Radians are the natural unit for calculus and most physics formulas. Degrees are standard in engineering drawings, navigation, and everyday geometry. One full revolution equals 2π ≈ 6.2832 radians = 360°. To convert an atan2 result in radians to degrees, multiply by 180/π ≈ 57.2958. This calculator supports both units so results integrate directly into downstream work without manual conversion.

Methodology and Sources

This polar form converter implements the standard trigonometric conversion formulas documented in Paul's Online Math Notes — Calculus II: Polar Coordinates and MFG Polar Coordinates (University of Nebraska–Lincoln). The atan2 function follows IEEE 754 conventions, returning values in (−π, π] radians and correctly handling boundary cases such as x = 0 (yielding ±90°) and the origin (r = 0, θ = 0).

Reference

Frequently asked questions

What is polar form and how does it differ from rectangular form?

Polar form expresses a point using its distance from the origin (r) and its angle from the positive x-axis (θ). Rectangular form uses horizontal and vertical coordinates (x, y). Polar form simplifies complex number multiplication and is the natural representation for rotation-based problems in physics, robotics, and electrical engineering, where magnitude and direction matter more than grid position.

How do you convert rectangular coordinates to polar form?

To convert (x, y) to polar form, calculate the magnitude r = √(x² + y²) and the angle θ = atan2(y, x). For example, the point (3, 4) gives r = √(9 + 16) = 5 and θ = atan2(4, 3) ≈ 53.13°. Always use atan2 rather than plain arctan to correctly determine the quadrant of the resulting angle.

Why use atan2 instead of arctan for polar conversion?

The standard arctan function returns values only between −90° and 90°, so it cannot distinguish between opposite quadrants. For instance, both (1, 1) and (−1, −1) yield arctan(y/x) = 45°, but their true angles are 45° and −135° respectively. The two-argument atan2(y, x) considers the signs of both coordinates independently, returning the correct angle across all four quadrants without any ambiguity.

What does the angle θ represent in polar coordinates?

The angle θ is measured counterclockwise from the positive x-axis to the ray connecting the origin to the point. Using atan2, it ranges from −180° to 180° (or −π to π radians). In navigation, bearings are measured clockwise from north, so converting polar θ to a compass bearing requires subtracting θ from 90° and adjusting the result into a 0°–360° range.
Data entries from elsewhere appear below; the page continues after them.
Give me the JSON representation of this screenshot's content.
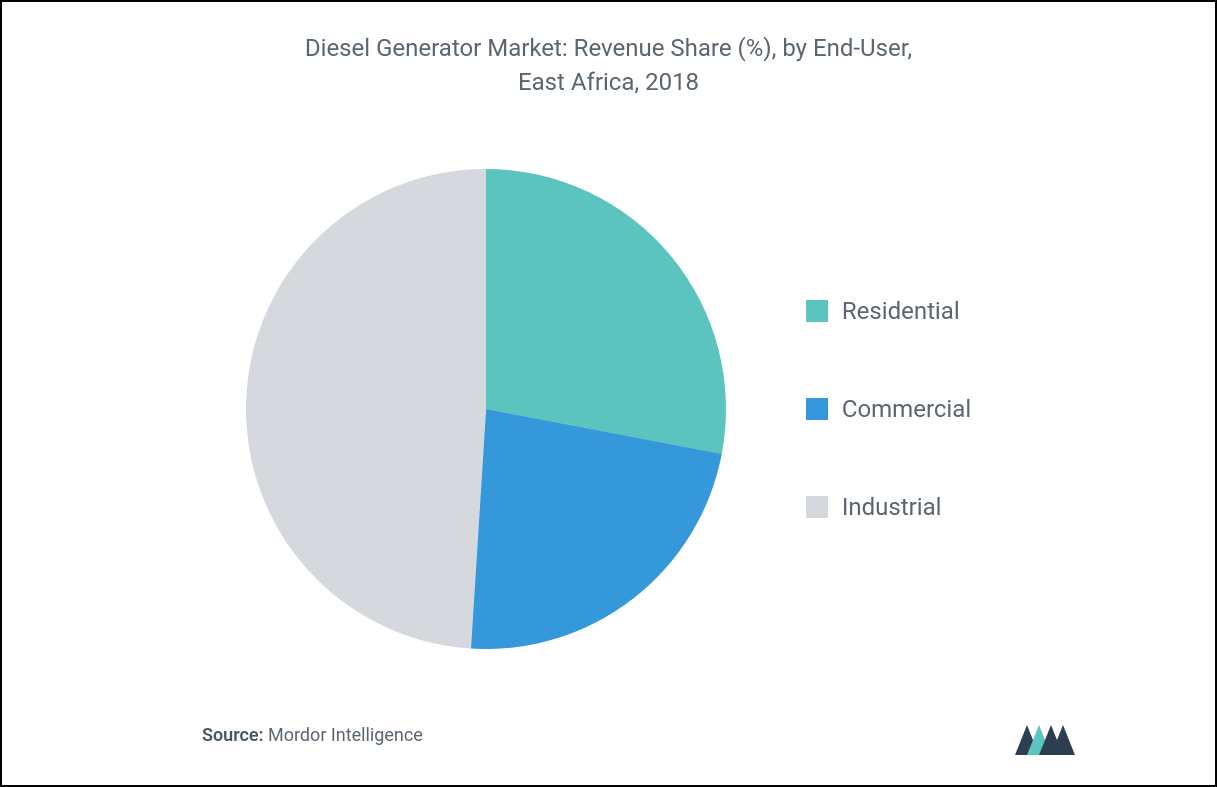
{
  "chart": {
    "type": "pie",
    "title_line1": "Diesel Generator Market: Revenue Share (%), by End-User,",
    "title_line2": "East Africa, 2018",
    "title_color": "#5a6570",
    "title_fontsize": 24,
    "background_color": "#ffffff",
    "border_color": "#000000",
    "border_width": 2,
    "slices": [
      {
        "label": "Residential",
        "value": 28,
        "color": "#5bc4be"
      },
      {
        "label": "Commercial",
        "value": 23,
        "color": "#3498db"
      },
      {
        "label": "Industrial",
        "value": 49,
        "color": "#d5d8dc"
      }
    ],
    "pie_radius": 240,
    "pie_start_angle": -90,
    "legend_fontsize": 24,
    "legend_color": "#5a6570",
    "legend_swatch_size": 22
  },
  "footer": {
    "source_label": "Source:",
    "source_value": "Mordor Intelligence",
    "source_fontsize": 18,
    "source_color": "#5a6570",
    "logo_colors": {
      "primary": "#2c3e50",
      "accent": "#5bc4be"
    }
  }
}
How is polar form used in electrical engineering?

Electrical engineers represent AC voltages, currents, and impedances as phasors in polar form: Z = r∠θ, where r is the magnitude in ohms and θ is the phase angle in degrees. For example, the impedance Z = 3 + 4j Ω converts to Z = 5∠53.13° Ω. Multiplying impedances in polar form reduces to multiplying magnitudes and adding angles, which is far simpler than expanding rectangular arithmetic.

Can r be negative in polar coordinates?

By mathematical convention, r can be assigned a negative value, meaning the point lies in the direction opposite to θ. For example, (r, θ) = (−3, 45°) represents the same point as (3, 225°). However, the standard convention used in engineering and complex number analysis keeps r ≥ 0, producing a unique, unambiguous representation. This calculator always returns a non-negative magnitude.